FRB、利下げ見送り 20年も「追加緩和ゼロ」

米国株価が最高値超えたり、雇用や小売売上高も好調さが継続しているということもあり、今回のFOMCは政策金利据え置き、かつ「不確実性」の文字は声明文から削除された。
まあ実際今の状況でFRB的にも利下げはやりたくないということは確かであろう。
前日まではまだ来年の利下げ確率を70%ぐらいフォワードレートは織り込んでいただろうが、その確率もおそらく低下するだろう。
とりあえず足元でここから利下げを無制限にしていくという可能性は一旦消え、当面は米中貿易戦争の一層の混乱がないかどうかや来年の米国総選挙に向けて経済に影響するファクターがないかどうかを注視するステージになってきた。
FRBも完全に利下げを停止したわけではなく、経済に下方圧力があれば利下げを再開するというのは強調しており、決して警戒感を解いているわけではない。

また、債券投資家においては利上げについての時間軸は伸びているという認識が持たれている。
FOMCで開示される各メンバーの金利予測のドットを見ると2020年いっぱいは現在の下限1.5%でキープ、順調にいったとしても2021年1回(おそらくあっても9月、1.75%)、2022年に1回(2%)という予想になっている。
9月のドットと比べると純粋に25bpsずつ2022年までは政策金利見通しがパラレルに下方修正されており、将来的な金利見通しは実質下方修正されていると認識した。
それもあり利下げ自体は止まったものの、債券投資家はこの先2年ぐらいは利上げないし、あってもたった1年ごとに25bpsじゃないかという話だ。
米中貿易戦争長期化というファクターによって2017年に行われていたような利上げペースを行うのはおそらく難しいだろうというのがコンセンサスになっている。

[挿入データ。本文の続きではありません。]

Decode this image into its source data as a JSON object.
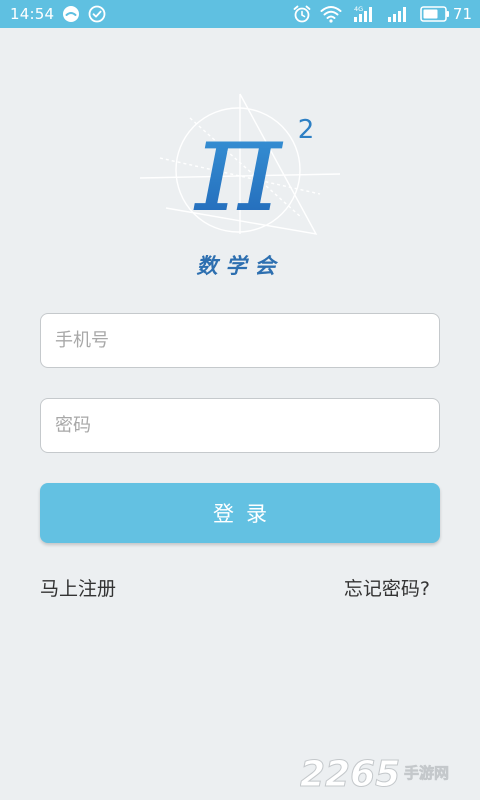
{
  "status_bar": {
    "time": "14:54",
    "battery": "71",
    "network": "4G"
  },
  "app": {
    "name": "数学会",
    "logo_symbol": "π",
    "logo_superscript": "2"
  },
  "form": {
    "phone_placeholder": "手机号",
    "password_placeholder": "密码",
    "login_label": "登录"
  },
  "links": {
    "register": "马上注册",
    "forgot_password": "忘记密码?"
  },
  "watermark": {
    "number": "2265",
    "text": "手游网"
  },
  "colors": {
    "status_bar": "#5fc0e1",
    "background": "#eceff1",
    "accent": "#63c1e2",
    "logo_blue": "#2d6fb0"
  },
  "icons": {
    "status_left": [
      "chat-bubble-icon",
      "check-circle-icon"
    ],
    "status_right": [
      "alarm-clock-icon",
      "wifi-icon",
      "cell-signal-icon",
      "battery-icon"
    ]
  }
}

それに足元はまだ米国の輸入が前年度比マイナスというのが深堀されている状況だ。
この深堀が止まった時を合図にして米国株EPSが切りあがり始めるはずなので、輸入が大幅に前年比プラスというのが見えてこなければ利上げが今考えている以上に加速するということはないだろう。

そう考えれば金利をさらに下に掘るというインセンティブもないが、じゃあ金利高騰の債券暴落なんていうのも本当に利上げが見えてくる条件である輸入の増加がまだ見えてない中で考えるのは時期尚早だ。
株価は割高に見えるかもしれないが、じゃあマルチプルを下げるファクターはなんだと言われれば、2020年中は見当たるファクターは選挙関連以外はあまりなさそうだ。